Question

A ${\text{38}}{\text{.55kJ}}$ of heat absorbed when ${\text{6g}}$ of ${{\text{O}}_{\text{2}}}$ react with ClF according to the reaction-
$2ClF(g) + {O_2} \to C{l_2}O(g) + $$O{F_2}(g)$
What is the standard enthalpy of the reaction? ($\Delta {{\text{H}}_{\text{o}}}{\text{ = + 205}}{\text{.6kJ}}$)

Answer 1

Hint:In the above question, we have to first check if the equation given is balanced or not. Then only we can find out the standard enthalpy of a reaction. Since we are provided with ${{\text{O}}_{\text{2}}}$ weight, we will consider how much heat is absorbed for 1 mole of oxygen to find out the standard enthalpy of the reaction.
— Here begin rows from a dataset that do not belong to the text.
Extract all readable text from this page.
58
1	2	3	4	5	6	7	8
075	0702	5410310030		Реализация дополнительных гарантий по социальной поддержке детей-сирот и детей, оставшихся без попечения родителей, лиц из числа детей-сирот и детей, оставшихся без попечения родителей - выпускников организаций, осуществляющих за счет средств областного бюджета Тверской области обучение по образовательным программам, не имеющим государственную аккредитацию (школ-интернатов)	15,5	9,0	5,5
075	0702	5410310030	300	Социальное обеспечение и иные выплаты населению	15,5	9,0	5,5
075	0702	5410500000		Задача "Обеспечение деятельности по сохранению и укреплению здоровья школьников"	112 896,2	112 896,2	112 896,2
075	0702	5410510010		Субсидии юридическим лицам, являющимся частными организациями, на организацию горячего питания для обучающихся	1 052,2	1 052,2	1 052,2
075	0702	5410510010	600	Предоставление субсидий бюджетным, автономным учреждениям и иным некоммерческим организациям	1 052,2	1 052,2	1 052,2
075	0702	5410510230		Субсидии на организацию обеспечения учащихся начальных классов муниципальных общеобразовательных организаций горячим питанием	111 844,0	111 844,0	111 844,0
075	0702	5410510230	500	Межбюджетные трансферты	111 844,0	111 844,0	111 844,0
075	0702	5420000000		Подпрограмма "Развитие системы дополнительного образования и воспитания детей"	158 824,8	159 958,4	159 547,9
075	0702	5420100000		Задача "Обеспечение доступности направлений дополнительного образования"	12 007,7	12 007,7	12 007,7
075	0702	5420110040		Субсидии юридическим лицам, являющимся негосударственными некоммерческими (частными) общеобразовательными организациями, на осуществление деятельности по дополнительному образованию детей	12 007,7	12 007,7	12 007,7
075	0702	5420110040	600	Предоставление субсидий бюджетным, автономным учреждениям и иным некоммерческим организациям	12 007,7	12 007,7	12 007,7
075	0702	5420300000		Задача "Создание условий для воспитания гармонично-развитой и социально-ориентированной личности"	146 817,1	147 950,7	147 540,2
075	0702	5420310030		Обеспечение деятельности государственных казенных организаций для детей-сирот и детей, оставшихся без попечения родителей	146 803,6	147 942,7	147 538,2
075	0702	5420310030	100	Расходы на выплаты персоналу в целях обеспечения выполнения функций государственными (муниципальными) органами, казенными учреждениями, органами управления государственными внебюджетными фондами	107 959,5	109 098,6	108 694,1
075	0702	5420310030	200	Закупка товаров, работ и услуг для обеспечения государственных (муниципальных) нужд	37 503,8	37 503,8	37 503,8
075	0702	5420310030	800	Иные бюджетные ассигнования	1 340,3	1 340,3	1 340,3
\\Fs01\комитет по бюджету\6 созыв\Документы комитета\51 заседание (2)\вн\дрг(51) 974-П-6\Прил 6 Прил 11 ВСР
Complete step by step answer:
Standard enthalpy of reaction is defined as the enthalpy change when the product and react are in their standard state. It is often referred to as per mole reaction in a balanced equation.
So we are given the equation:
$2ClF(g) + {O_2} \to C{l_2}O(g) + $$O{F_2}(g)$
Step 1:
 First of all, we have to check whether it is a balanced equation or not. Since, we have 2Cl, 2F and 2O on both sides of the reaction. So, now we can proceed further.
Step 2:
Since we are provided with ${{\text{O}}_{\text{2}}}$weight, so we have to find the number of mole of ${{\text{O}}_{\text{2}}}$reacted to find out the standard enthalpy .
No. of moles of ${{\text{O}}_{\text{2}}}$(n)=$\dfrac{{\text{m}}}{{\text{M}}}$
where m= given mass of ${{\text{O}}_{\text{2}}}$
 M= molar mass of ${{\text{O}}_{\text{2}}}$
m=6 (given)
M= 2$ \times $atomic mass of ${{\text{O}}_{\text{2}}}$=2$ \times $16 =32
So, ${\text{n = }}\dfrac{{\text{6}}}{{{\text{32}}}}{\text{ = 0}}{\text{.1875 moles}}$
So, when ${\text{0}}{\text{.1875 moles}}$ of ${{\text{O}}_{\text{2}}}$is reacted then ${\text{38}}{\text{.55 kJ}}$ of heat is absorbed.
But according to the balanced equation:
$2ClF(g) + {O_2} \to C{l_2}O(g) + $$O{F_2}(g)$
We are interested to find out how much energy is absorbed when $1{\text{ mole}}$ of O$_2$is reacted so ${\text{0}}{\text{.1875 moles}}$ of ${{\text{O}}_{\text{2}}}$${\text{ = 38}}{\text{.55 kJ}}$ of heat absorbed
$ \Rightarrow 1{\text{ mole of }}{{\text{O}}_2} = \dfrac{{{\text{38}}{\text{.55}}}}{{{\text{0}}{\text{.1875}}}}{\text{kJ}} = 205.6{\text{ kJ}}$ of heat absorbed

$\therefore $Standard heat of enthalpy is ${\text{205}}{\text{.6 kJ}}$

Note:
Suppose we have a balanced equation as given below:
A$ \times $(Reactant 1) + B$ \times $(Reactant 2)$ \to $ C$ \times $(Product 1)+ D$ \times $(Product 2)
Standard enthalpy of reaction is the same as the enthalpy required for the reaction of A moles of Reactant 1 or B moles of Reactant 2 or the formation of C moles of Product 1 or the D moles of Product 2. Since the number of moles in the reactant and the product are interrelated in a balanced equation so knowing about one of them is equivalent to knowing all of them. Hence this is also called mole reaction.